From the Environmental Markets Fairness Foundation (EMFF), we welcome the publication of the European Union’s document “Roadmap towards Nature Credits.” This roadmap marks a decisive moment in the development of a strategically designed, ecosystem-focused, and methodologically sound nature credit market.

The text rightly recognizes that nature is not merely a heritage to be preserved, but a vital infrastructure that sustains life and the economy. EMFF has clearly upheld this principle since its inception:

All human activity—productive, economic, social, and cultural—is directly or indirectly based on natural resources.

This is not just a fraction of GDP; it is the very fabric that supports any form of development.

Why is this document important?

The European Commission’s roadmap lays the groundwork for a nature credit market built upon four core pillars:

1.      Multisectoral cooperation: bringing together public institutions, private actors, and civil society to align criteria and promote a shared vision.

2.      High-integrity methodologies: simple, robust, adaptable frameworks with social and environmental safeguards.

3.      Market development: encourage genuine supply and demand, with traceability and verifiable value.

4.      Catalytic financing: reducing risks and unlocking private investment through initial public funding and blended finance mechanisms.

A key aspect of the European approach is its attention to scale. The proposed framework aims to fairly and effectively include those on the front lines of nature conservation—farmers, fishers, local communities, and ecosystem managers. Their role is strategic, and their recognition is essential.

A turning point in environmental markets

Since 2023, confidence in environmental markets has been under pressure. Investigative journalism revealed serious structural flaws in forest carbon credits issued by one of the world’s leading certifiers. This triggered a domino effect: investment retreat, growing scepticism, and concerns about greenwashing.

Although biodiversity credits are a distinct tool, they face similar challenges:

  • Lack of comparable and standardized data 
  • Methodologies not easily adaptable to different ecosystems 
  • Difficulties in demonstrating additionality, permanence, and traceability

There is a risk of adopting standardized solutions that fail to reflect the true diversity of ecosystems.

Insights from Latin America

At EMFF, we have conducted in-depth analyses of biodiversity methodologies, focusing on concrete experiences in Latin America. This experience allows us to clearly identify the strengths and weaknesses that must be addressed to avoid design flaws and achieve real, lasting impact.

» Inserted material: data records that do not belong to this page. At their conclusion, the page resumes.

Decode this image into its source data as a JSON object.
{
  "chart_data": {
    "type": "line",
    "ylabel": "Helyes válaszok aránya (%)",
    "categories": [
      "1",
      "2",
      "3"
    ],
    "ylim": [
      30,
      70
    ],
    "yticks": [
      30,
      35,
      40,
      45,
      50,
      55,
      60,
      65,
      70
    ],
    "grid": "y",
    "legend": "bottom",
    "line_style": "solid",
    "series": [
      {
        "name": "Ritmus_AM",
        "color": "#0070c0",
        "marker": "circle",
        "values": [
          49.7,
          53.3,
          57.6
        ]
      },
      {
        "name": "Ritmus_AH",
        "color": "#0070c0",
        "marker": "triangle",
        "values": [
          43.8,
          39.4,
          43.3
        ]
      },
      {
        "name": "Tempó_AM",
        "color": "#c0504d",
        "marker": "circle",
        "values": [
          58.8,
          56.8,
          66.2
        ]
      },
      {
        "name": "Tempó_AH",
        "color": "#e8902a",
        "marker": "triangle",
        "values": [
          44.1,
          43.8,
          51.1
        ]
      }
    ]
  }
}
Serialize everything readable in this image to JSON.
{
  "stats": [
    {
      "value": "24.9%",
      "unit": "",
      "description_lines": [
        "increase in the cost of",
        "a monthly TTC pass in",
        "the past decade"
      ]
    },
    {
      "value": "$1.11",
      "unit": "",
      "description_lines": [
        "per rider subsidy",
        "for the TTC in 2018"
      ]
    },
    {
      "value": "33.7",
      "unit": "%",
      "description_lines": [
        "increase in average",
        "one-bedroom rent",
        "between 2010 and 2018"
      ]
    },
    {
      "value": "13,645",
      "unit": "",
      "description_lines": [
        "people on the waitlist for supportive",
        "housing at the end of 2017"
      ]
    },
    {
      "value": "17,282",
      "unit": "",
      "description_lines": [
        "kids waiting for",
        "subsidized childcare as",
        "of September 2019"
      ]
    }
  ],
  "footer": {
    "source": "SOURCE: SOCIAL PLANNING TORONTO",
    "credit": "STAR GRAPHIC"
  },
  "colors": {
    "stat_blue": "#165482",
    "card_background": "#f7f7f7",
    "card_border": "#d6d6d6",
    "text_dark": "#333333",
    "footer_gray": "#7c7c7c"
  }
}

We know that many existing methodologies can serve as a starting point, but they often fall short in capturing the ecological, legal, and social complexity of each territory. Biodiversity does not accept one-size-fits-all solutions. We need rigorous, adaptive, and locally relevant approaches.

Building bridges for fair markets

Thanks to our track record in environmental markets and our broad network of technical, territorial, and financial actors, EMFF is well-positioned to understand the real needs of both ends of the market—supply and demand—and translate them into effective solutions together with methodology developers.

For environmental markets to fulfill their promise, we must build bridgesnot barriers. The design must be collaborative, evidence-based, and action-oriented.

A new framework of trust

Global initiatives such as the ICVCM, TNFD, and SBTN are already establishing integrity standards—additionality, permanence, transparency, and safeguards—as fundamental criteria. The European roadmap aligns with this momentum, proposing a market architecture centred on trust.

At EMFF, we believe this is the right path.

The EU’s proposed roadmap is a clear signal that the future of environmental markets cannot rely on opacity or the easy promise of offsetting. Instead, it must be built on carefully designed instruments that generate trust, drive structural change, and respect the diversity of territories and the people who inhabit them.

We will continue contributing our experience to the development of environmental markets that are fair, transparent, and aligned with the challenge of regenerating our ecosystems—without losing sight of equity and integrity.